Do you know what has to happen within 150 days of the death of a person who has placed their house in a living trust with their children as beneficiaries?
Many sons and daughters (heirs and beneficiaries) do not know that California law requires them to file certain documents to notify the county assessor of their parents’ death and that these documents MUST be filed promptly. California law states that when an individual dies owning a house in California, the Assessor must be notified within 150 days of death if the house is in a living trust. If the house is in a probate, the notification is when the Inventory and Appraisal Form is filed.

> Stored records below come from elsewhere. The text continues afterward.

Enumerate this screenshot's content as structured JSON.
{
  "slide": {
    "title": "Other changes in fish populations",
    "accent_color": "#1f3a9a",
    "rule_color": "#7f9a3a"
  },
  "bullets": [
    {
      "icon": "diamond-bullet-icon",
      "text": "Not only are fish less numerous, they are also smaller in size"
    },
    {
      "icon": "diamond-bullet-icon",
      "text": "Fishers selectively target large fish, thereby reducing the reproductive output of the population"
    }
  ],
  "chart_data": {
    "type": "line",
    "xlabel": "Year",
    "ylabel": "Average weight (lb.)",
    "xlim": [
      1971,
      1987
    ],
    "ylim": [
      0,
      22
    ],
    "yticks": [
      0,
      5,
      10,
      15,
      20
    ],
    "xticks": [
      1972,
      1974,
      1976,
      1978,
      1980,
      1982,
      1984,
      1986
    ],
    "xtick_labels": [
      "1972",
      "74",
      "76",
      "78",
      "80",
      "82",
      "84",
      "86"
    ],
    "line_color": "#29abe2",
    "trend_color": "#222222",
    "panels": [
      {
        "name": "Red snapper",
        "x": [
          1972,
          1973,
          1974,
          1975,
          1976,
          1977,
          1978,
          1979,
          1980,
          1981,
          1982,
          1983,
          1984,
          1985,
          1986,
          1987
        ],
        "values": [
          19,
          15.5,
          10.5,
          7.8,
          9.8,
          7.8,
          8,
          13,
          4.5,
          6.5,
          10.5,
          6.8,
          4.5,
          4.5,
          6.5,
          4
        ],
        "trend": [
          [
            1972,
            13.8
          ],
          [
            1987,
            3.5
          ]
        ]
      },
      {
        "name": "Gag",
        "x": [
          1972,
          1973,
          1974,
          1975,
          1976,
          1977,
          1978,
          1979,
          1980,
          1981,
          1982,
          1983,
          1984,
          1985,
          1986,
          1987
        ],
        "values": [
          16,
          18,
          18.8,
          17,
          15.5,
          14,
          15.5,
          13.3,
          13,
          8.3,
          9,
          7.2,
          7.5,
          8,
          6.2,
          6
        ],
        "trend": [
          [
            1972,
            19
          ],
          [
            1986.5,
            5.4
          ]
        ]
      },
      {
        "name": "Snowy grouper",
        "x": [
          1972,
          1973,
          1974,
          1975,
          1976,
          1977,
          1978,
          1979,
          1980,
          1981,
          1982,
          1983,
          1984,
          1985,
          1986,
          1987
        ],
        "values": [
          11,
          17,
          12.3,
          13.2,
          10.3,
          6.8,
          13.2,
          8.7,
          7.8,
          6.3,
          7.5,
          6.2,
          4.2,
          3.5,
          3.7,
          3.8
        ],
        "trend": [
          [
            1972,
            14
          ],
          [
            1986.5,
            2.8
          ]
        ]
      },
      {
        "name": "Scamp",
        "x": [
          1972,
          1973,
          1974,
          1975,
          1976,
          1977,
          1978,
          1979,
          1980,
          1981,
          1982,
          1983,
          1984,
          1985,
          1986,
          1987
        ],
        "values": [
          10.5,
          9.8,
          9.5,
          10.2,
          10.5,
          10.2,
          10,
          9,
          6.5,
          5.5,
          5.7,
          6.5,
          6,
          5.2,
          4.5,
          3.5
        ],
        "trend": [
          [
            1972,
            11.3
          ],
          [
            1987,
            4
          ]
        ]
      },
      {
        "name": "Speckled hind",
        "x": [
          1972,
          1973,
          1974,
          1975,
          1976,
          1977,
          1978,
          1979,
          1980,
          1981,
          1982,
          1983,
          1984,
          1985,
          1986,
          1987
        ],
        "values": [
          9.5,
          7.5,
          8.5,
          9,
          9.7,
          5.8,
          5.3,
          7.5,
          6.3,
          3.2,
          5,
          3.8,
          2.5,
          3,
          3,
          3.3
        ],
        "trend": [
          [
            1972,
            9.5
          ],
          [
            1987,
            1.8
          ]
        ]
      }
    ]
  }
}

Many sons and daughters sadly find this out when they are hit with a huge supplemental unsecured property tax bill. For example: Mom put the house in a living trust and named the daughter as the beneficiary. When mom passed away the house was worth $400,000. Daughter
lives in the house for the next 15 years before selling it for $800,000. Daughter will get a nasty supplemental unsecured property tax bill for the difference between the $400,000 and $800,000 because the Assessor was not notified within the 150 days window. It is an unsecured property tax bill because the house has been sold. The worst part is that this could have been avoided! This could have been avoided if she had filed the appropriate documents with the county assessor within the 150 days of death. All she had to do was to the notify the county assessor and take advantage of Proposition 58, which allows for a parent to child property tax reassessment exclusion.